In 2011, 18 million informal caregivers provided 1.3 billion hours of care monthly to the more than 9 million older adults receiving informal assistance. Consistent with prior studies, family members are the main source of informal care: Spouses are about 20% of caregivers and provide nearly one-third of the aggregate hours, and adult children provide nearly half of aggregate hours. Hours are concentrated among caregivers of high need recipients--the 31% assisting recipients receiving help with at least three self-care or mobility tasks and the 33% assisting persons with probable dementia, account for nearly half and 40% of aggregate hours, respectively.

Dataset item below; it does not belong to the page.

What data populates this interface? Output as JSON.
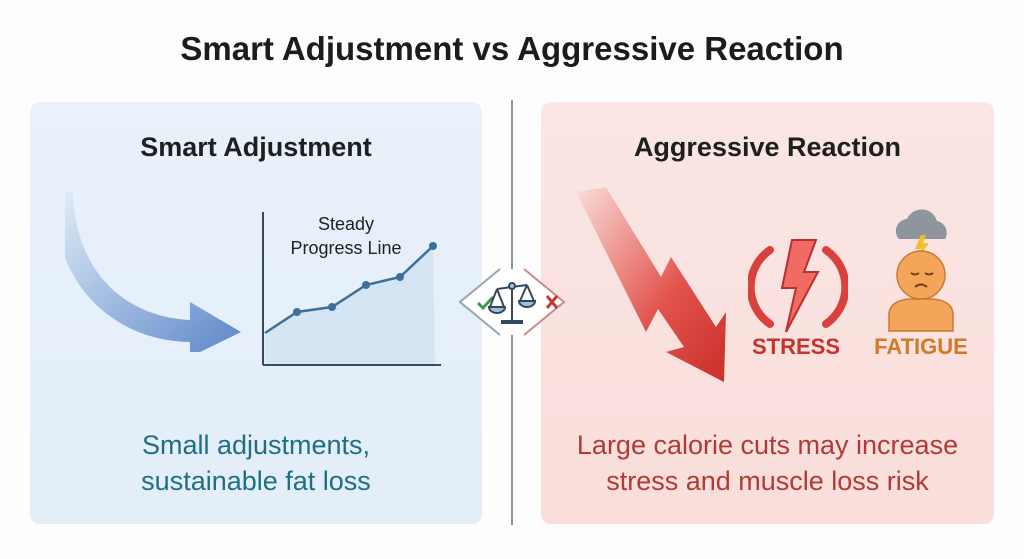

Informal caregivers provide an average 75 hours per month. Average monthly hours provided are significantly more for spouses (110) and other caregivers living with the care-recipient (114) and those assisting higher need recipients with self-care or mobility (84).

Most caregivers (68%) report substantial positive consequences of caregiving and few (10%) report substantial negative consequences. High levels of both positive and negative aspects of caregiving are associated with greater engagement in caregiving. The most common negative aspects are exhaustion, having too much to do, and too little time for themselves. Not surprisingly, substantial negative consequences are most common among caregivers who provide high levels of care, those who assist individuals with probable dementia, and those who have health problems themselves.

Our findings substantiate that beyond supportive care, informal caregivers commonly provide assistance with a range of medically-oriented tasks as well as interacting with providers and helping older recipients navigate the health system. Finding ways to support informal caregivers in their traditional roles as well as their expanded role in providing and managing health care for the older population continues to be an important policy goal, particularly as the locus of care continues to shift from nursing homes to community settings. Both the Administration for Community Living (ACL) and the National Plan to Address Alzheimer’s Disease recognize the need to support informal caregivers as an essential part of the workforce for maintaining the well-being and health of the older population. The NSOC can contribute to the knowledge base for these efforts.